Against Greg Rusedski in last year's US Open final, he was a demon at the net. The British No 1 was powerless against the force and relentlessness of his opponent and lost in straight sets. Whereupon Rafter, who prefers beer, discovered Dom Perignon. "I don't really drink champagne," he said. "But it went down very sweetly."
He believes in karma. He still wonders whether 1997 was such a good year (he also reached the semis of the French Open) because he gave Cherkasov that point back. On the whole, he thinks not. "I think you would have to do a lot more good actions than that. But I believe in reincarnation. Maybe I did something good in my last life."
Achilles, Henry V, Don Juan, Red Rum . . . the old mind is racing now. "Oh no, no, no," he protested, not wishing to discuss what he might have been before his DNA settled on a serve-volleying sex deity. "I'm so lucky to be what I am right now, maybe I'll come back as an insect." This is a sobering thought. "You are my cockroach" emblazoned across T-shirts doesn't have the same ring at all - although as a description of mankind it's pretty accurate.
He is third in the world rankings and talented enough to challenge Pete Sampras on Mount Olympus.

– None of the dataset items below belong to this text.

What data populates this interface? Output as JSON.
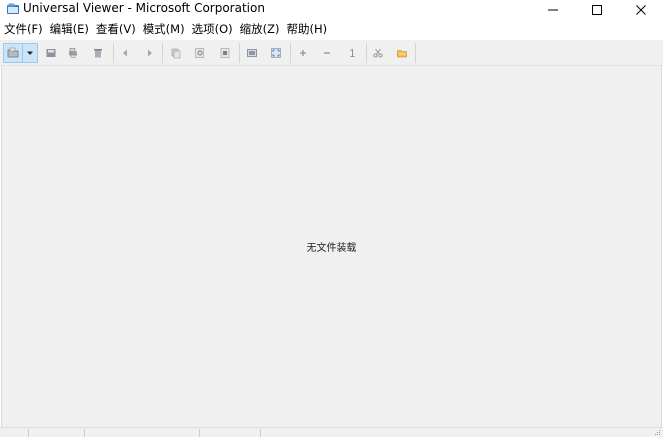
{
  "window": {
    "title": "Universal Viewer - Microsoft Corporation"
  },
  "menu": {
    "items": [
      {
        "label": "文件(F)"
      },
      {
        "label": "编辑(E)"
      },
      {
        "label": "查看(V)"
      },
      {
        "label": "模式(M)"
      },
      {
        "label": "选项(O)"
      },
      {
        "label": "缩放(Z)"
      },
      {
        "label": "帮助(H)"
      }
    ]
  },
  "toolbar": {
    "buttons": [
      {
        "icon": "open-folder-icon",
        "pressed": true
      },
      {
        "icon": "dropdown-arrow-icon"
      },
      {
        "icon": "save-icon"
      },
      {
        "icon": "print-icon"
      },
      {
        "icon": "delete-icon"
      },
      {
        "icon": "back-arrow-icon"
      },
      {
        "icon": "forward-arrow-icon"
      },
      {
        "icon": "copy-icon"
      },
      {
        "icon": "find-icon"
      },
      {
        "icon": "edit-icon"
      },
      {
        "icon": "fit-window-icon"
      },
      {
        "icon": "fullscreen-icon"
      },
      {
        "icon": "zoom-in-icon"
      },
      {
        "icon": "zoom-out-icon"
      },
      {
        "icon": "zoom-reset-icon"
      },
      {
        "icon": "options-icon"
      },
      {
        "icon": "folder-icon"
      }
    ]
  },
  "main": {
    "empty_message": "无文件装载"
  },
  "colors": {
    "toolbar_bg": "#f0f0f0",
    "content_bg": "#f0f0f0",
    "pressed_button_bg": "#cce4f7"
  }
}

But he won't, in all probability. Because at 25, he has suffered that most debilitating of human blights, he has achieved his dearest ambition. When he won the US Open, one of the quartet of Holy Grails in the sport, he thought: "I've done it."

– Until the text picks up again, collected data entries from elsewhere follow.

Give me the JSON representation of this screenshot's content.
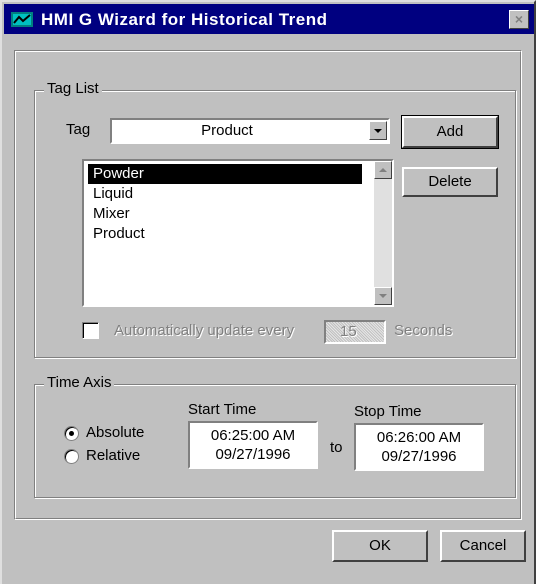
{
  "window": {
    "title": "HMI G Wizard for Historical Trend",
    "close_glyph": "×",
    "icon": "app-icon"
  },
  "tag_list": {
    "legend": "Tag List",
    "tag_label": "Tag",
    "tag_value": "Product",
    "add_label": "Add",
    "delete_label": "Delete",
    "items": [
      "Powder",
      "Liquid",
      "Mixer",
      "Product"
    ],
    "selected": "Powder",
    "auto_update_label": "Automatically update every",
    "auto_update_value": "15",
    "seconds_label": "Seconds",
    "auto_update_checked": false
  },
  "time_axis": {
    "legend": "Time Axis",
    "absolute_label": "Absolute",
    "relative_label": "Relative",
    "mode": "Absolute",
    "start_label": "Start Time",
    "start_time": "06:25:00 AM",
    "start_date": "09/27/1996",
    "to_label": "to",
    "stop_label": "Stop Time",
    "stop_time": "06:26:00 AM",
    "stop_date": "09/27/1996"
  },
  "buttons": {
    "ok": "OK",
    "cancel": "Cancel"
  },
  "colors": {
    "title_bar": "#000080",
    "face": "#c0c0c0",
    "selection": "#000000"
  }
}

"Yeah, I did, unfortunately. I think that's why motivation is tough for me at the moment because I feel like I've done everything I've every dreamed of. It's definitely tough."

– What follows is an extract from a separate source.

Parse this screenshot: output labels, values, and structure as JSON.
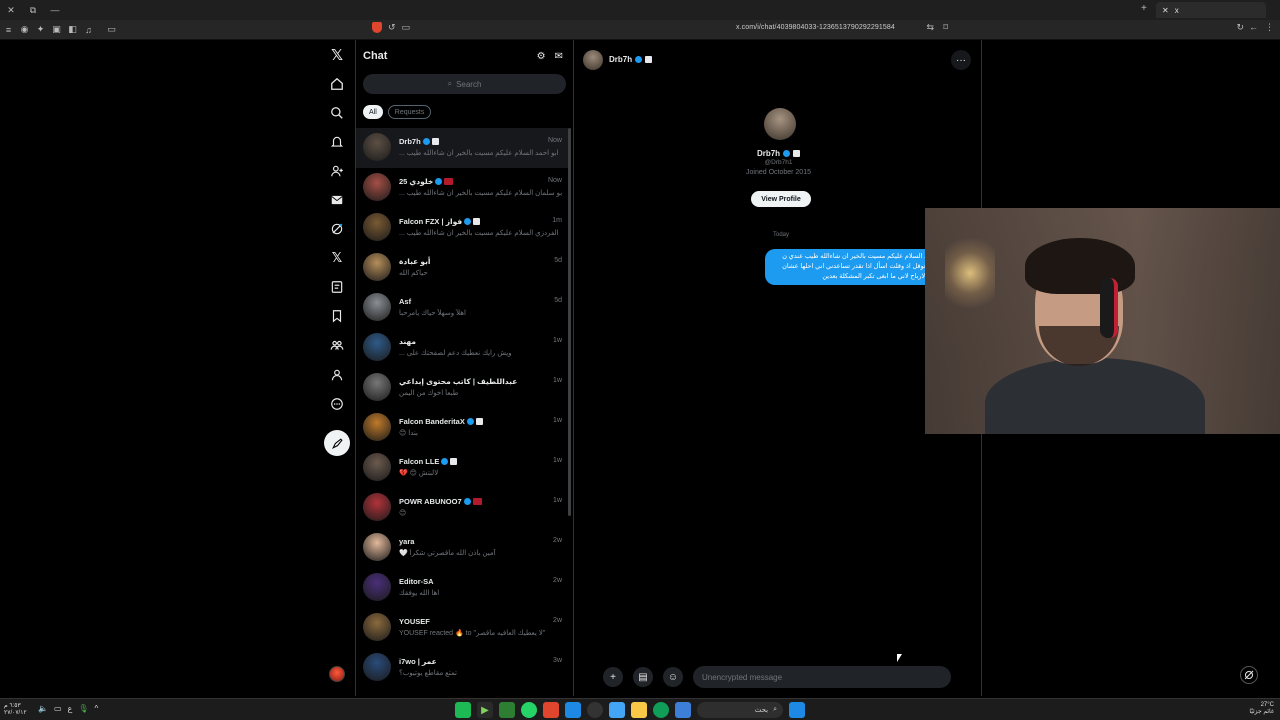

Made tougher by the fact that he refuses to travel with a coach. "I don't have to worry about anyone else being in my back pocket." Well, not a coach anyway. I couldn't speak for old Lorraine. "If I feel like going out. I just up and do it. That makes me happy and when I'm happy I play my best tennis."
He is being slightly disingenuous here because during the US Open he was drawing on the advice of Tony Roche and John Newcombe, which hardly qualifies Rafter as an abandoned waif. Indeed, it was Newc's instruction that he should prepare for a "war of attrition" when two sets down to Cedric Pioline in the Davis Cup in early 1997 that completely restored his confidence and fortunes. He won the match and then asked the Australian coach what the hell attrition meant. "I just thought it sounded good and I knew the point he was trying to get across."
His unrehearsed good humour is a tonic (probably with vodka in it). "Do you drown your sorrows when you lose?" I asked. "Yeah, but they're not sorrows. I drown 'em. But I drown nothing. It's important to go out and have a good time. If people have a problem with that, it's just too bad."
He is clearly a man content to be merely the sum of his parts and who could blame him with parts like that . . . but I'd better not continue with this analogy. I think I might be in danger of coming back as a cockroach.